So auch vor dem Unglückstag. Auch Heiligabend will Michael A. bei seiner Frau verbracht haben, für alle anderen war er nicht mehr erreichbar. Bei seinem Arbeitgeber war er zuletzt am 19. Dezember 2015 zum Dienst erschienen. „Er war auffällig blass, wirkte teilnahmslos und abwesend“, berichtete eine Kollegin. Am 23. Dezember hätte er die nächste Schicht gehabt, kam aber nicht. Als Anrufe und Hausbesuche ins Leere liefen, informierten die Kollegen die Polizei. Auch den Dienstwagen, den Michael A. bereits am 19. Dezember nach Schichtende auf dem Firmenparkplatz abstellen sollte, hatte er nicht zurückgebracht. Für seine frühere Chefin Elena U. ein Indiz für eine geplante Tat.
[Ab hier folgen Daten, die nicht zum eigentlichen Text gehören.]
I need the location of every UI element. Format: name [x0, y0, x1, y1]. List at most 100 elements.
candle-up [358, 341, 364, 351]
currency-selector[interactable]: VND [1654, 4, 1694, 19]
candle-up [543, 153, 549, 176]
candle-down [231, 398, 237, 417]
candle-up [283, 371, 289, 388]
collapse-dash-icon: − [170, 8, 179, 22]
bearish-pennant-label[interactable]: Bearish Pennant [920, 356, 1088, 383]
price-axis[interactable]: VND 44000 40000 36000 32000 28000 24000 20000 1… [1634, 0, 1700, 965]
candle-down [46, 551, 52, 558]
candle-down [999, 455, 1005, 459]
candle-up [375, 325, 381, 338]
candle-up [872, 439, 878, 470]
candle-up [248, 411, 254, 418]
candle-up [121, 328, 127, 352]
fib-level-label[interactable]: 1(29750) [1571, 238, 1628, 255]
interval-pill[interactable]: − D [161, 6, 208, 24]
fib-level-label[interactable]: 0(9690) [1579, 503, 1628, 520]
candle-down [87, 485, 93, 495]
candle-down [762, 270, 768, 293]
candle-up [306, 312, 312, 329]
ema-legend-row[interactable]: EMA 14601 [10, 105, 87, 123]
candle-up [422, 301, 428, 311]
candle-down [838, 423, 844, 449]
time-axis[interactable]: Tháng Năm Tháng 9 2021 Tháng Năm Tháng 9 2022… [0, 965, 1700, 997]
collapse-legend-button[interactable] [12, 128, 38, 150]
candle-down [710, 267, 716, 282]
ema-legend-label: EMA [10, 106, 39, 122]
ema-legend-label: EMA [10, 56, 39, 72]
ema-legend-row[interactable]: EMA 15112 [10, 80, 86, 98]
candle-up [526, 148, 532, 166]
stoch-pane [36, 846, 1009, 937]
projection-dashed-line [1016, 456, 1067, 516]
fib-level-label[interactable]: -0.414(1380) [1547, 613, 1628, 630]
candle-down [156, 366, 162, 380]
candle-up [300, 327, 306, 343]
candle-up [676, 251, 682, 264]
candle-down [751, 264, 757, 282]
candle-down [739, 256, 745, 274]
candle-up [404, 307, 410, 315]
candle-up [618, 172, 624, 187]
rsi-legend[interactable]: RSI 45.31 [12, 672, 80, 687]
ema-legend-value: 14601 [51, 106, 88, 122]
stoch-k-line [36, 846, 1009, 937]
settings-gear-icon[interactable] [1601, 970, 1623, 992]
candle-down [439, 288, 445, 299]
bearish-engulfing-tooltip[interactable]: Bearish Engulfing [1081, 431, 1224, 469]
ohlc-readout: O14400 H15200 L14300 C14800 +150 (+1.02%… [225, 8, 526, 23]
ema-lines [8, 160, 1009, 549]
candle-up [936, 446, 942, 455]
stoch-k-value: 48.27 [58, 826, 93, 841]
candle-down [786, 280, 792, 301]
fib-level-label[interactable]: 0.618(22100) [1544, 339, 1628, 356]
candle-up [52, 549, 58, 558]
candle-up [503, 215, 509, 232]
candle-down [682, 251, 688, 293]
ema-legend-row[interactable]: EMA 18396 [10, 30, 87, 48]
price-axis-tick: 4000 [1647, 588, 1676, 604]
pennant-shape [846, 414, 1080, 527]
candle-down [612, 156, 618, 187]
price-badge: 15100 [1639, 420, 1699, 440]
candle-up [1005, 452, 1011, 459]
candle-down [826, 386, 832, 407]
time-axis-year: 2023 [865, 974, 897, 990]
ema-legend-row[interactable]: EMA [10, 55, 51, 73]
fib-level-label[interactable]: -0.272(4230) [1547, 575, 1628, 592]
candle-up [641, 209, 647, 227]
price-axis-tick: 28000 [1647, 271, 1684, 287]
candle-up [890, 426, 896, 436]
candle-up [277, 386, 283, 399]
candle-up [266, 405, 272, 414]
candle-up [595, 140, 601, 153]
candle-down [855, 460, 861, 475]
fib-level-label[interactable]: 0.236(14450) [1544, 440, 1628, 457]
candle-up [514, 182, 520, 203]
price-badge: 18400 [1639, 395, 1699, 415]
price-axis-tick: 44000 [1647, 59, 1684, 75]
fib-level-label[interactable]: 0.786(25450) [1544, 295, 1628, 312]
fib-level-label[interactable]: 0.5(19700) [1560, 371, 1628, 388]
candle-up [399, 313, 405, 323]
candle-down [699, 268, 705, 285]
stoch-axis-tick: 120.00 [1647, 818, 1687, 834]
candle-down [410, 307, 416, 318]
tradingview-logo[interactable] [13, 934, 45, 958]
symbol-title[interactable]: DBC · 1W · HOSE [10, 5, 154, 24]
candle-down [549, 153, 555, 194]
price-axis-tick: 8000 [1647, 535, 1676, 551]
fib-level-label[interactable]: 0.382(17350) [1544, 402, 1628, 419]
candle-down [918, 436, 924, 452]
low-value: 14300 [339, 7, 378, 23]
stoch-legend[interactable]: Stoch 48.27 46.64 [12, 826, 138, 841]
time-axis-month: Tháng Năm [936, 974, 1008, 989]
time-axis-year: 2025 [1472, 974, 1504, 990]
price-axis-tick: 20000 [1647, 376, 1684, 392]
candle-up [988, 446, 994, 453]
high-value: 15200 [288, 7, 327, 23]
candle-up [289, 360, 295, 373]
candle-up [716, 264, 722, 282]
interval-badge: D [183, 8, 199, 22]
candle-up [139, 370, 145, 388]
Auf sein Privatauto lief noch ein Kredit. „Er wollte nicht, dass seine Kinder dafür zahlen.“ Dass auch Anna A. aus dem Leben scheiden wollte, glaubt deren Freundin indes nicht. „Sie war oft traurig, fühlte sich einsam“, sagte sie zwar. Doch sei die aus Lettland stammende Frau auch sehr gläubig gewesen. Selbstmord wäre in ihren Augen eine Sünde gewesen, erklärte die 60-Jährige.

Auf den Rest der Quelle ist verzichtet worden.